Tuesday, November 16, 2010

Pain and Quality of Life

At the age of 13, I was struck by a car and thrown 50 metres. I could have been killed, but instead only my right leg was damaged. There was a nasty compound fracture of the femur.

For several weeks while I was kept in traction (crikey, that was painful!), doctors feared they'd have to amputate the leg. However, they tried to and eventually did, reach an orthopedic surgeon who was well-known for his ability to achieve the impossible. Dr. Paul McGoey agreed to see me and I was transferred by ambulance to Scarborough General Hospital.

After six months under the care of Dr. McGoey at Scarborough General and staying at St. John's Convalescent Hospital in between the numerous trips (8? 10?) by ambulance between the two institutions, my leg was saved.

I returned home.

That was something I could have done without. The people at St. John's, Scarborough General and the paramedics who drove the ambulances had cared about me. The people at home didn't.

The last trip I took by ambulance, the one that took me home, the paramedics gave me a huge bouquet of flowers. They were the same paramedics who had been with me for each trip: from Collingwood General to Scarborough General, when I was still in traction, and for all the trips between Scarborough General and St. John's. Unknown to me, they had asked their boss to be the paramedics for each of my trips.

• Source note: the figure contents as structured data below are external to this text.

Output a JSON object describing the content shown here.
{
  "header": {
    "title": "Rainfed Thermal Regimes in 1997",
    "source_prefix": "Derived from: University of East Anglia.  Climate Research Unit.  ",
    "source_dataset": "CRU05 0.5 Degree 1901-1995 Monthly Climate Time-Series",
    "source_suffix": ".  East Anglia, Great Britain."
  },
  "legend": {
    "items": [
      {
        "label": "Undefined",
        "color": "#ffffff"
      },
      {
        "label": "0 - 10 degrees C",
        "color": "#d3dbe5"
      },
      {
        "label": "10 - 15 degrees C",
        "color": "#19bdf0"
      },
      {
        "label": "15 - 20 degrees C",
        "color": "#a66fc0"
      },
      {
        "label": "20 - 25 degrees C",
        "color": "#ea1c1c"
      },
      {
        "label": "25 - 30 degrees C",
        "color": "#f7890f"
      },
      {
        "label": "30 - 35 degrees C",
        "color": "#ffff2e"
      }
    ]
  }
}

I pushed that leg to do things that most people wouldn't have. For years, not only was I a letter carrier but also (often at the same period of time) a dance teacher. Eventually, I owned and ran three dance studios.

While the leg was 3/4 of an inch shorter than the left, I had a persistent limp and misalignment at the hip affected my turnout among other things, that didn't stop me. However, eventually I paid the price and my back suffered from making adjustments it wouldn't normally have had to do.

That's the long and short of it. Now, over the course of aging, I'm in a lot of pain and there's nothing even today's professionals can do to correct the source of it.

Given three changes recently affecting my financial resources (SAFER, Canada Pension Plan and greater Pharmacare coverage), I can now obtain prescription medication for pain.

Two weeks ago, I went to my doctor and asked her help with pain management. She prescribed Naproxen and Gabapentin.

The Gabapentin has reduced the chronic moderate pain (level 5,6) a couple of notches, enough to improve my quality of life. Now I can do daily housework - carpet and floor sweeping, light dusting and the odd wipe at the floors. It's nice to have my place returned to the cleanliness to which I was formerly accustomed. I'd missed that, but especially the ability to care for my small home.

Now I can also walk more briskly, climb stairs and go up the dreaded hill more easily. I've yet to try pulling my shopping cart up that steep incline.

The dose of Gabapentin I am was on does nothing for the flare-ups, when the chronic pain becomes acute (level 9). Neither does the Naproxen help with the swelling around the source or the arthritic stiffness further up.

I saw the doctor yesterday, having just gone through five days of level 9 pain. She has upped the Gabapentin.